When does a successor trustee take over?
If you have a Revocable Living Trust (RLT), you understand the idea of a trustee. A trustee manages, invests, and distributes money and property to the appropriate people. You (and possibly your spouse, if applicable) will most likely act as the initial trustee. However, you may eventually step aside as trustee. If this occurs, the person you name as your successor will step in.
When you can no longer make your own decisions
Before you die, you may face incapacitation. If this occurs, you won’t capably manage day-to-day tasks such as investing or distributing a trust’s accounts and property. This is sometimes referred to as incapacity. When this occurs, the loss of control can overwhelm you. However, naming a reliable successor trustee will ensure someone can step in to manage the trust’s accounts. In fact, they can do so as long as you live, without court involvement. Resigning from serving as trustee does not mean that you lose benefits as a beneficiary.
You Decide
At one point, you may no longer want to serve as manager over the trust’s accounts and property. In this instance, you would resign as the initial trustee. Thus, allowing your successor to step in and pick up where you left off. Or you could allow your trustee to act with you as a co-trustee. While you are still alive, the successor trustee will manage, invest, and oversee the trust’s accounts and property for your benefit. They will also supervise anyone you designate should benefit from the trust accounts or property. Even if you hire a professional company to serve as your successor trustee, allowing them to act while you are still alive gives you a test run to see how they handle the responsibility. As long as you remain mentally able to make that assessment, and the trust allows for it, you would be able to fire the successor trustee and replace them.
Successor Trustee’s Duties and Responsibilities
Although your successor controls the trust’s accounts and property, the successor trustee also performs legal duties. In general, your successor trustee maintains a fiduciary duty to administer the trust. They are to do so solely in the interest of the beneficiaries and to deal with them impartially. As a “fiduciary,” the government holds them to a high standard of care. Additionally, the successor trustee cannot use any of the trust’s accounts or property for the trustee’s own benefit or for any purpose not expressly listed in the trust.
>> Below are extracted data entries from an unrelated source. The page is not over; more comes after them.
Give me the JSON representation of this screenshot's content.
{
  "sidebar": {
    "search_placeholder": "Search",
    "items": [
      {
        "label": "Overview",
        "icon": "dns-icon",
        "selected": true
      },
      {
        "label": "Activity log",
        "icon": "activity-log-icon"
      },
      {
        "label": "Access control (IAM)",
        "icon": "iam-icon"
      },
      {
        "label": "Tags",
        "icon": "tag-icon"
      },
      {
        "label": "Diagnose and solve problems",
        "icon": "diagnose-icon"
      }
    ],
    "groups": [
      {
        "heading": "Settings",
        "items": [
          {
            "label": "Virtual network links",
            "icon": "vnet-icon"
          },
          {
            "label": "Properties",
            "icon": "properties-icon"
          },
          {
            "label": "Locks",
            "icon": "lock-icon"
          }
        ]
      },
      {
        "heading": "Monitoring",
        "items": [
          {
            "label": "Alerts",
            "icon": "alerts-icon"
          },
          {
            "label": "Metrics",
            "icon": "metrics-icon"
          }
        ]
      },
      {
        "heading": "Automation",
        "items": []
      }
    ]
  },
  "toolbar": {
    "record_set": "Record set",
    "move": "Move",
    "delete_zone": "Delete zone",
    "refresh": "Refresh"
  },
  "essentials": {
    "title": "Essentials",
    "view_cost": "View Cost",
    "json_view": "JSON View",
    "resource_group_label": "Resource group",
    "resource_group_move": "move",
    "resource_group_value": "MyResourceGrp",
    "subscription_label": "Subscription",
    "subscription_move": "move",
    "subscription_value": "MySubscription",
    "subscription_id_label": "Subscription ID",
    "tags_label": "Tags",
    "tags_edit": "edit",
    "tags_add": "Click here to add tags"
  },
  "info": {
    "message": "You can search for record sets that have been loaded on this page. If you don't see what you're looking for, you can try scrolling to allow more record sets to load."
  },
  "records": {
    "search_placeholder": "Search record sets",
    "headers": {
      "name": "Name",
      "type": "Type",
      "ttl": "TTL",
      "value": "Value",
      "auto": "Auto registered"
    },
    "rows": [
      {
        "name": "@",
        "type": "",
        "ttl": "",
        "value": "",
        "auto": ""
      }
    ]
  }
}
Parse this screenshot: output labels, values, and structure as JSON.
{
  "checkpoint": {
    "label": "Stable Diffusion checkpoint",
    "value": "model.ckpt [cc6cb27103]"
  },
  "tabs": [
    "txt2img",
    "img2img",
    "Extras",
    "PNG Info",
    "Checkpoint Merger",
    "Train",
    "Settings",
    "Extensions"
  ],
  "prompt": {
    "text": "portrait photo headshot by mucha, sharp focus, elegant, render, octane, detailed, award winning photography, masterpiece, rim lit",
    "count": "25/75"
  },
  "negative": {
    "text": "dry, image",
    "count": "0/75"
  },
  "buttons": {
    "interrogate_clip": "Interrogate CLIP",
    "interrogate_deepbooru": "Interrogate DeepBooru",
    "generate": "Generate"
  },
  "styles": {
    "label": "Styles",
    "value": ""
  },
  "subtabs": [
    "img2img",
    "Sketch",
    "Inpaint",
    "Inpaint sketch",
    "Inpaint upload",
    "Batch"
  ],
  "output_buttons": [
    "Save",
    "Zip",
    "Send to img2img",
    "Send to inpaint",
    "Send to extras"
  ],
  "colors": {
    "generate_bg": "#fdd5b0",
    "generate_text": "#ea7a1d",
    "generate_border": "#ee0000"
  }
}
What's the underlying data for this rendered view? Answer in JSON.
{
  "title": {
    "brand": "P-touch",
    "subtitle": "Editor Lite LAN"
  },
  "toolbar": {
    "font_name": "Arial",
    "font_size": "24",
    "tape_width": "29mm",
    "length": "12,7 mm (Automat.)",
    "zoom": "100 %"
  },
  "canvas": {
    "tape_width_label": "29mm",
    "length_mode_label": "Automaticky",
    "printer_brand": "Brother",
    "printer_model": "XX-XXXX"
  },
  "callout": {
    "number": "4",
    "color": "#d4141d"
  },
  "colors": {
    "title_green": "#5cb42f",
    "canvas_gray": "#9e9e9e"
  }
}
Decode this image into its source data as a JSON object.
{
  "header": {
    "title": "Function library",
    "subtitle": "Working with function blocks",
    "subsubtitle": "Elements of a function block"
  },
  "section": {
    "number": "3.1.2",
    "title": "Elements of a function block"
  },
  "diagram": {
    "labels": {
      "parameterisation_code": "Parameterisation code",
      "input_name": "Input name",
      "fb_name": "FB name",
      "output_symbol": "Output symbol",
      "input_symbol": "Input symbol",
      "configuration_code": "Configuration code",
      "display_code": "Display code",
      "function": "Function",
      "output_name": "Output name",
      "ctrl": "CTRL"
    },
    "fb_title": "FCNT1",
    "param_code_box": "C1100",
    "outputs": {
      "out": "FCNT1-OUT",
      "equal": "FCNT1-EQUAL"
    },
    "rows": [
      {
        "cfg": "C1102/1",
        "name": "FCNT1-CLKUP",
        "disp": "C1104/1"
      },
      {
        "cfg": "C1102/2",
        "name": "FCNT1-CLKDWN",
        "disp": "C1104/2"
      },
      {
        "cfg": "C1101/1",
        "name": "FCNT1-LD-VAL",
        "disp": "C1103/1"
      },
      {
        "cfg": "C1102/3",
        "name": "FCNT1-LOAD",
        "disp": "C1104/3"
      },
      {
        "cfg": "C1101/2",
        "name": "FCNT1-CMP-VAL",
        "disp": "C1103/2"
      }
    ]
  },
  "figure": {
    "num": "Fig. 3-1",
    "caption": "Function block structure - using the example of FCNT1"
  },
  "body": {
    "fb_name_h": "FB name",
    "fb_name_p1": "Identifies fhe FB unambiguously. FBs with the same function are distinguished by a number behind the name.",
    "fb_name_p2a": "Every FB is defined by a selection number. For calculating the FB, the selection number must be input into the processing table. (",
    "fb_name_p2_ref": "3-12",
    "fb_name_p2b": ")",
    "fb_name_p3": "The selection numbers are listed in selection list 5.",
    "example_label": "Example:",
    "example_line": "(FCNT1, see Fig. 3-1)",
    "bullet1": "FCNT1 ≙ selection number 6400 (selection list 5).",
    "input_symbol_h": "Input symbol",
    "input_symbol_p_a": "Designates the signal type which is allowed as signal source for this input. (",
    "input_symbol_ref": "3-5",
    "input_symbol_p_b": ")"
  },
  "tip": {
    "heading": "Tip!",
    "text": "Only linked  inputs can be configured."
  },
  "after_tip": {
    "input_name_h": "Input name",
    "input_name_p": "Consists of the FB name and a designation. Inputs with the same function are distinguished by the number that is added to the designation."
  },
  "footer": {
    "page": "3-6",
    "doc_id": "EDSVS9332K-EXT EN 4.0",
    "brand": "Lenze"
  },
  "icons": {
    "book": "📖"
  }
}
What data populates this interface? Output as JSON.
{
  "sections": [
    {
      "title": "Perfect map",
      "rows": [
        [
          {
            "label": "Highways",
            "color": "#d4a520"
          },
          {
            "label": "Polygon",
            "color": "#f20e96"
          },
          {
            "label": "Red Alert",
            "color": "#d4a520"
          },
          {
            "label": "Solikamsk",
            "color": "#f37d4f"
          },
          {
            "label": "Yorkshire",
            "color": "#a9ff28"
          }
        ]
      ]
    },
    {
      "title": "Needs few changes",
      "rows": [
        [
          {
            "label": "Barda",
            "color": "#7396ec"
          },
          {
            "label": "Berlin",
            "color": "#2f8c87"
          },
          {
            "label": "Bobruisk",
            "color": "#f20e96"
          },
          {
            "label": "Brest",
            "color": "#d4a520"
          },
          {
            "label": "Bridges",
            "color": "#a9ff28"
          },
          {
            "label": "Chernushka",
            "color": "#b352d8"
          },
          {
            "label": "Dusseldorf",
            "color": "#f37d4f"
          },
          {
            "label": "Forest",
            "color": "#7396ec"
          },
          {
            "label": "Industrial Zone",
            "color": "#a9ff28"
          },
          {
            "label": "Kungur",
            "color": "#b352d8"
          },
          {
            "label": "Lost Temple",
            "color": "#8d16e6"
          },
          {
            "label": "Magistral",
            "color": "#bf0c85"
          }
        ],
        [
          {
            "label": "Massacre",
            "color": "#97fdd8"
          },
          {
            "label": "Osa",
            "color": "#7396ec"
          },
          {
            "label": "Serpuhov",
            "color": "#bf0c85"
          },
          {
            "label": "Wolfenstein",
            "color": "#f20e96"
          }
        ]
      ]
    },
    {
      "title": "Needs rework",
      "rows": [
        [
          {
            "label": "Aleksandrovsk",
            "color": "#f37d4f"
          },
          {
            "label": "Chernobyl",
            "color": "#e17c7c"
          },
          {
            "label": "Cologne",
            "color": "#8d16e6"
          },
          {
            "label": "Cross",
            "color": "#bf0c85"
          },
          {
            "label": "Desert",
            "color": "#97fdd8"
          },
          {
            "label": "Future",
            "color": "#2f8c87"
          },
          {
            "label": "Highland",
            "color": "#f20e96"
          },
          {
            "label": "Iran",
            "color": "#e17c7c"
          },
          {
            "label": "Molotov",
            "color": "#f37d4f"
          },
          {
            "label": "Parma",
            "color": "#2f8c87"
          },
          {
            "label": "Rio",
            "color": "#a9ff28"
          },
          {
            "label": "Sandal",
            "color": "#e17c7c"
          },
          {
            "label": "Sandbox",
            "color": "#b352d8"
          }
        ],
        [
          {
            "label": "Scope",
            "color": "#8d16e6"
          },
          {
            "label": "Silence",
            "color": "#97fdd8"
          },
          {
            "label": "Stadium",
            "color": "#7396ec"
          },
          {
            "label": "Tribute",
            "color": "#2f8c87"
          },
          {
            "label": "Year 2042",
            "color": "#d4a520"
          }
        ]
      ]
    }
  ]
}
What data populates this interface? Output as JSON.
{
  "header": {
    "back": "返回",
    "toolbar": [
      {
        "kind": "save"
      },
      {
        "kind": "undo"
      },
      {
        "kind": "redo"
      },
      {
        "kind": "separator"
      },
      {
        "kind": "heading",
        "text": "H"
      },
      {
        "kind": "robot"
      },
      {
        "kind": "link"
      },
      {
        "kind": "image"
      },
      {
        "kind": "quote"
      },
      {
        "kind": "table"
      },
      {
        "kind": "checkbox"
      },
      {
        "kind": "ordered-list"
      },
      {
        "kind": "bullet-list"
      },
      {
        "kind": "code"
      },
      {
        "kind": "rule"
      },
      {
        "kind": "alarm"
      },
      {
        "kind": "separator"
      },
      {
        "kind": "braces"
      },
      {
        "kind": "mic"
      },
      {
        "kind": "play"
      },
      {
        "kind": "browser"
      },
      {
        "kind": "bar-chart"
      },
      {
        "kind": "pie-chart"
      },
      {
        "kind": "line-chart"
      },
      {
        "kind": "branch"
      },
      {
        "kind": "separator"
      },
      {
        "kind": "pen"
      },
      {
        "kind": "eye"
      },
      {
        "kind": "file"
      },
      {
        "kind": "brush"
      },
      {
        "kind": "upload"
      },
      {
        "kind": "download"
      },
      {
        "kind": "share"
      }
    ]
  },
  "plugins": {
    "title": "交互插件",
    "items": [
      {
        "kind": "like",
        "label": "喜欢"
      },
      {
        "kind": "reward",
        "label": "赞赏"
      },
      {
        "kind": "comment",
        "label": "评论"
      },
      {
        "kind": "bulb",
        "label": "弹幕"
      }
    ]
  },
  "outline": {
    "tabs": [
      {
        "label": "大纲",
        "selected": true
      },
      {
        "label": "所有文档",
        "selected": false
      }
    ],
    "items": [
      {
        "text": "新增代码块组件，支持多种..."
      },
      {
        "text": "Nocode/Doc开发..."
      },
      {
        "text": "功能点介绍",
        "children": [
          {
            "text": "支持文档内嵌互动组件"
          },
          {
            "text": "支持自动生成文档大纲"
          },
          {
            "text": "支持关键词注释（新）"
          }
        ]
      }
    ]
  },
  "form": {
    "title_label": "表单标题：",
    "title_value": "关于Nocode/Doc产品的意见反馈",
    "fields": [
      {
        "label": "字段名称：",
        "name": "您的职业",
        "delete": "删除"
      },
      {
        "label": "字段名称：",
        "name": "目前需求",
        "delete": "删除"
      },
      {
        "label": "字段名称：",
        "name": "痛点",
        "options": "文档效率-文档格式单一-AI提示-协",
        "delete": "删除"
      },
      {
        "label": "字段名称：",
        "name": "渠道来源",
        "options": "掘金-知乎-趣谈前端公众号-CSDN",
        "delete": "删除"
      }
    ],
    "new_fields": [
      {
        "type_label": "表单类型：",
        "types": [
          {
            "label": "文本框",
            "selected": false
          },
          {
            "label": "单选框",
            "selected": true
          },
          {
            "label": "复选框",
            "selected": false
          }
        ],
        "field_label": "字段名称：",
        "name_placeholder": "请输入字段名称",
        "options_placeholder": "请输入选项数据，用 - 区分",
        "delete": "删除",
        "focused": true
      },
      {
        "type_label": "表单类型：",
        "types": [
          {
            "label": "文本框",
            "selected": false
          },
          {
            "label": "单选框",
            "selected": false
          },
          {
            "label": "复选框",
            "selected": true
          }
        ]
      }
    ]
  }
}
Also, unless specifically authorized by the trust document, the successor trustee cannot enter into any transaction that would create a conflict of interest between the successor trustee and the trust or trust beneficiaries.
How to prepare a successor trustee
- Update Estate Planning Documents
To make sure your loved ones respect your wishes, create an estate plan. Also, keep your it up to date. Your successor trustee will rely on the trust’s written terms. So, do not give them faulty or outdated instructions.
- Create a Revocable Living Trust (RLT)
When reviewing your trust, make sure that the individual or entity you select as your successor trustee will act on your behalf. Also, choose a backup trustee in case something happens. Lastly, review the beneficiaries and what you want to give them. Do the amounts and timing of property distributions still apply? A beneficiary’s circumstances can quickly change.
- Set Up a Financial Power of Attorney (POA)
Review your financial POA to make sure that the person named to handle accounts and property owned by you individually remains able. In some instances, your successor trustee and agent under a financial power of attorney may be one and the same. But if not, make sure that these two individuals work well together.
- Prepare Healthcare Documents
Healthcare documents (such as a Medical POA, Advanced Directive or Living Will, and Health Insurance Portability and Accountability Act (HIPAA) authorization form) primarily focus on medical matters. However, they may also impact the financial matters handled by the successor trustee. If you expect to pay medical bills from accounts owned by the trust, grant your successor trustee access under a HIPAA authorization form. Without this, they will remain unable to access your medical information. What’s more, they will not be able to talk to these professionals if they have questions. Additionally, review the other healthcare documents. Make sure that they accurately reflect your wishes.